Si le droit mou, ou soft law, a semblé, dans les premiers temps, la voie à privilégier pour encadrer les usages de l’IA, la vision « officielle » a évolué. C’est ainsi que les autorités intergouvernementales ont entrepris de réglementer l’IA, en considération de leurs mandats respectifs. Précisément, le Conseil de l’Europe s’attache à réaliser une convention internationale sur l’IA depuis janvier 2022, dans le but de créer un standard juridique contraignant fondé sur les droits de l’homme, la démocratie et l’État de droit, en privilégiant les droits fondamentaux. De son côté, l’Union européenne tente d’organiser le marché, avec l’AI Act et un premier paquet sur la responsabilité civile extracontractuelle, comprenant deux propositions visant à adapter les règles de responsabilité à l’ère numérique, à l’économie circulaire et à l’impact des chaînes de valeur mondiales. La première proposition de directive (Prop. de directive relative à la responsabilité du fait des produits défectueux, COM(2022) 495 final, 28 sept. 2022) réforme la directive de 1985, ambitionnant de moderniser les règles existantes relatives à la responsabilité objective des fabricants du fait des produits défectueux (des technologies intelligentes aux produits pharmaceutiques). La seconde (Prop. de directive relative à l’adaptation des règles en matière de responsabilité civile extracontractuelle au domaine de l’intelligence artificielle, COM(2022) 496 final, 28 sept. 2022), inédite, réalise une harmonisation ciblée des règles nationales en matière de responsabilité applicables à l’IA, afin de permettre aux victimes de dommages liés à cette technologie d’obtenir réparation.
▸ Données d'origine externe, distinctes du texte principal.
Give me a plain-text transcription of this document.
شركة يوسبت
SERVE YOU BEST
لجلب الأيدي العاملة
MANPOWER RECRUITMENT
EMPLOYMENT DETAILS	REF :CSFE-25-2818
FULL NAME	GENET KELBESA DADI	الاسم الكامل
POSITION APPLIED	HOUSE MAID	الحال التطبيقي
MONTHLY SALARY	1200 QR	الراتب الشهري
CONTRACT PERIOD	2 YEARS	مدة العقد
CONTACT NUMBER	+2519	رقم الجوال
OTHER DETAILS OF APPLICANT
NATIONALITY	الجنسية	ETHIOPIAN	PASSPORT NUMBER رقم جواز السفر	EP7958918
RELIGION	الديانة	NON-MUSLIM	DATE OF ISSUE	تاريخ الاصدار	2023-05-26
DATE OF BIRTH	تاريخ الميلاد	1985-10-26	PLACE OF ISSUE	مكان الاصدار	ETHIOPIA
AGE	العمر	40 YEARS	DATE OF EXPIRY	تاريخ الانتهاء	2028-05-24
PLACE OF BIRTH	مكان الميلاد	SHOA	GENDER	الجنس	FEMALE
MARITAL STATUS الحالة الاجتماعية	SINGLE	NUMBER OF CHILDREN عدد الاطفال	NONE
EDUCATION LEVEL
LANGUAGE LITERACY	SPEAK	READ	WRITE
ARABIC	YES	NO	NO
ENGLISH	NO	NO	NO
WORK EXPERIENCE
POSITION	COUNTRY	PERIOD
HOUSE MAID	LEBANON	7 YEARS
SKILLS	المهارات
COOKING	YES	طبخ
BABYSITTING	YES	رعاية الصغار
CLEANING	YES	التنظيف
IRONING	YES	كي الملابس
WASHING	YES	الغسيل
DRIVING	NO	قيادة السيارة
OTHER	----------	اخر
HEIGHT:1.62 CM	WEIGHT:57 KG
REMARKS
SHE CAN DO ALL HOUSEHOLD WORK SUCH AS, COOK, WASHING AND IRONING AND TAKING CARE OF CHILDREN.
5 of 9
Ainsi, au niveau européen, la gestion des risques de l’IA se construit tant dans l’amont, par des procédures régulatoires et de mise en conformité, que dans l’aval, une fois le dommage réalisé, pour gommer les conséquences négatives de l’IA.

En amont, la réglementation vise à prévenir le dommage. Elle permet aussi d’imposer des valeurs. En particulier, l’AI Act propose une approche graduée fondée sur les risques, exigeant des mesures plus contraignantes pour les applications présentant les risques les plus importants, allant de l’interdiction à un examen de conformité. Le dispositif a été diffusé par la Commission européenne sous la forme d’une pyramide des risques. A son sommet, sont mentionnés les usages bannis en considération de leur nature (manipulation des comportements, notation sociale, reconnaissance faciale dans les espaces publics – avec des exceptions notables). Ensuite, les applications à haut risque (par ex., l’identification biométrique des individus, la gestion des infrastructures critiques, l’éducation ou la justice) doivent répondre à des exigences a priori et à un mécanisme d’évaluation de la conformité préalable à la mise sur le marché. Enfin, les applications à risque limité (comme les chatbots ou les deepfakes) se voient imposer une obligation spécifique de transparence pendant que celles présentant un risque minimum répondent aux dispositions générales existantes, notamment sur la sécurité des produits.

En aval, une fois le dommage réalisé, l’ambition n’est pas de réécrire le droit de la responsabilité civile extracontractuelle, mais plutôt d’ajuster certains mécanismes, pour que la réparation du préjudice ne soit pas plus difficile lorsque la source est un SIA. Le double système actuel n’est pas modifié : des règles spécifiques aux produits défectueux et largement harmonisées coexisteront avec des règles générales de responsabilité délictuelle qui restent principalement nationales. Pour l’heure, les modifications proposées restent limitées (ce qui n’enlève rien à leur complexité…), consistant en des injonctions de divulgation d’éléments de preuve et en des présomptions (présomption de lien de causalité pour la proposition de directive sur l’IA, présomptions de lien de causalité et de défectuosité pour la proposition de directive sur les produits défectueux).